Supported TTS Engines

  • mascotbot (default): Built-in TTS engine
  • elevenlabs: High-quality TTS with custom voices
  • cartesia: Alternative TTS provider
The response streams both audio chunks (base64-encoded PCM) and viseme timing data.

Authorizations

Authorization
string
header
required

Bearer authentication header of the form Bearer <token>, where <token> is your auth token.

Body

application/json
text
string
required

Text to synthesize into speech

Maximum length: 5000
Example:

"Hello world! How are you today?"

voice
string
required

Voice ID to use for synthesis

Example:

"N2lVS1w4EtoT3dr4eOWO"

tts_engine
enum<string>
default:elevenlabs

TTS engine to use

Available options:
mascotbot,
elevenlabs,
cartesia
Example:

"elevenlabs"

tts_api_key
string

API key for external TTS engines (required for elevenlabs/cartesia)

Example:

"sk_your_elevenlabs_api_key_here"

speed
number
default:1

Speech speed multiplier (e.g., 1.0 = normal, 1.2 = 20% faster)

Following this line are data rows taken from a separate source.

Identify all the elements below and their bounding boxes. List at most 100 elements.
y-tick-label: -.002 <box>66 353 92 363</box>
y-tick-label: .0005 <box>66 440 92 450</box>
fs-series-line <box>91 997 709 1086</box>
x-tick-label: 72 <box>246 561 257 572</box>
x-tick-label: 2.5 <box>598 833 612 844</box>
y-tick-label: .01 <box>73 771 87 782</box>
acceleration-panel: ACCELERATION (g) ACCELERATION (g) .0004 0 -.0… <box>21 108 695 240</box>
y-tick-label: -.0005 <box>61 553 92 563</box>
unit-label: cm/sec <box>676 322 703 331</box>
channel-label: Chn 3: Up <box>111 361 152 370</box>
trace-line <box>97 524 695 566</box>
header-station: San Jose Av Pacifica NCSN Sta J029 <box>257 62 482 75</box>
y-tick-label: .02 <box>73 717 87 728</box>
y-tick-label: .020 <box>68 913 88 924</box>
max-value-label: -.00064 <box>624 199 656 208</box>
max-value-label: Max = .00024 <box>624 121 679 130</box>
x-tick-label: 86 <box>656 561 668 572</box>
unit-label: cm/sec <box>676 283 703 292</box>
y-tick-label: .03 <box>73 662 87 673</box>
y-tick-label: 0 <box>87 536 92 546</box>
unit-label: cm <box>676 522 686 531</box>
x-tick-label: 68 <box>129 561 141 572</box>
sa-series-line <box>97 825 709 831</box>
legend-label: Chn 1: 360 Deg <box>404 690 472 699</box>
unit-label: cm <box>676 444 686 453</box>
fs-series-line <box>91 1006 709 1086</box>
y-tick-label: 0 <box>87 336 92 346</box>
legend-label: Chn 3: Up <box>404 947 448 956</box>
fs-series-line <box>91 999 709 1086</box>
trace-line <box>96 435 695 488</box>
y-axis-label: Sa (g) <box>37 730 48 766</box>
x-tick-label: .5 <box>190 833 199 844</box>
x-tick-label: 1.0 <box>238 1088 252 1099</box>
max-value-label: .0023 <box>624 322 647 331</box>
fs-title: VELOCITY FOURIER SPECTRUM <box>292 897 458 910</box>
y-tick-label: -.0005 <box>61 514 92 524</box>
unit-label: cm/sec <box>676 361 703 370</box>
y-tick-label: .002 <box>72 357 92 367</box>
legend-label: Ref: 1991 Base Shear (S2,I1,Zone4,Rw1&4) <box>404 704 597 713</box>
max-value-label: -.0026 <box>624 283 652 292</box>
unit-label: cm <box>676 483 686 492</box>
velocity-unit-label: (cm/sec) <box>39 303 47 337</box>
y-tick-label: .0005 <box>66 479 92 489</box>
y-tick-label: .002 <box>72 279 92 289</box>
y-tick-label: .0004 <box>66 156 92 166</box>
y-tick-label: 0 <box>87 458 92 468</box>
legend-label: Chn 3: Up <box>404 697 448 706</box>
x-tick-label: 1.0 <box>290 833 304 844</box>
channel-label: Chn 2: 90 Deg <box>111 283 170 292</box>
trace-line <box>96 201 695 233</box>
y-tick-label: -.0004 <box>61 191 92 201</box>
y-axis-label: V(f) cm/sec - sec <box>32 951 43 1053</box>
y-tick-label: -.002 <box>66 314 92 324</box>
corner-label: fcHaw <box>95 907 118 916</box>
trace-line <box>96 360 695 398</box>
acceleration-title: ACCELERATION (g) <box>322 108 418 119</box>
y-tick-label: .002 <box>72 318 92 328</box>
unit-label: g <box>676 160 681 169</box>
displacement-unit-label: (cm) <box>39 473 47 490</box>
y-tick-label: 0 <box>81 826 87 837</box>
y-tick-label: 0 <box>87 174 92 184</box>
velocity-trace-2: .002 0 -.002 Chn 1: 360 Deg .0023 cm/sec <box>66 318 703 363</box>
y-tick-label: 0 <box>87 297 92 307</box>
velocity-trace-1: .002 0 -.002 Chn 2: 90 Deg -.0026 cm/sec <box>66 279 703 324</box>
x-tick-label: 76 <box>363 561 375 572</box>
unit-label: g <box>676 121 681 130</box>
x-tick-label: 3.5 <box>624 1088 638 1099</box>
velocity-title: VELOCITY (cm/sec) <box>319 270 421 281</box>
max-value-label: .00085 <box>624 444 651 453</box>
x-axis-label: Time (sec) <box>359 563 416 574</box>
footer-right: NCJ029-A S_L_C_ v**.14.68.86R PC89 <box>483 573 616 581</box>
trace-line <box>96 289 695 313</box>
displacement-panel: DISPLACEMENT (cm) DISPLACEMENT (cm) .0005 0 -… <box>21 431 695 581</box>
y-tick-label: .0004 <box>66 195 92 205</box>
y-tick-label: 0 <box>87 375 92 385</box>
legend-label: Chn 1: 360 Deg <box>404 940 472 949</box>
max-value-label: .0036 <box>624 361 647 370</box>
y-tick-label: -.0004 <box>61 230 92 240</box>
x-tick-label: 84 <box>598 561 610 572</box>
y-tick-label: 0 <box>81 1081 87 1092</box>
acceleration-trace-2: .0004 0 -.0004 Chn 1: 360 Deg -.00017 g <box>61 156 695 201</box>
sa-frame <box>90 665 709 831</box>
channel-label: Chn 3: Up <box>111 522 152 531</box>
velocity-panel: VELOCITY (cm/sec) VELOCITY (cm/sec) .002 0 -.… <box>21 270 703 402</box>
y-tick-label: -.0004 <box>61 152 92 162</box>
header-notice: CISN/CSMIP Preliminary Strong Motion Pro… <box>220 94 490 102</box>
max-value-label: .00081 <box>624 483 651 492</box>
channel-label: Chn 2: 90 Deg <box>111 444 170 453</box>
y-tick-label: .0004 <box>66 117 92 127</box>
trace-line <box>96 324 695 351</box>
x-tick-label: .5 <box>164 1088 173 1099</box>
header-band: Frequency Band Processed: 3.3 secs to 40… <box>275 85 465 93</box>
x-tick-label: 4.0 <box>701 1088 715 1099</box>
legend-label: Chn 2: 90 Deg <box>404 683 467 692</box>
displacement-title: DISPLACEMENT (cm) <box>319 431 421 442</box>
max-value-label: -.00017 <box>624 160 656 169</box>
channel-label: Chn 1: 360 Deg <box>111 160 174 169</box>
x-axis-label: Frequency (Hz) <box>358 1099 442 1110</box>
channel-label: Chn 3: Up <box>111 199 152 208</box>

Required range: 0.5 <= x <= 2
Example:

1.1

Response

Successful response streams synchronized audio and viseme data using Server-Sent Events.

The stream contains alternating audio and visemes events:

  1. Audio events contain base64-encoded PCM audio data for playback
  2. Visemes events contain facial animation data synchronized with audio
  3. Error events indicate processing errors

Events are delivered in real-time with typical first chunk latency of 200-500ms.

Server-Sent Events stream with "data: " prefix followed by JSON.

Event types:

  • audio: Contains PCM audio data and timing info
  • visemes: Contains viseme IDs and timing offsets
  • error: Contains error information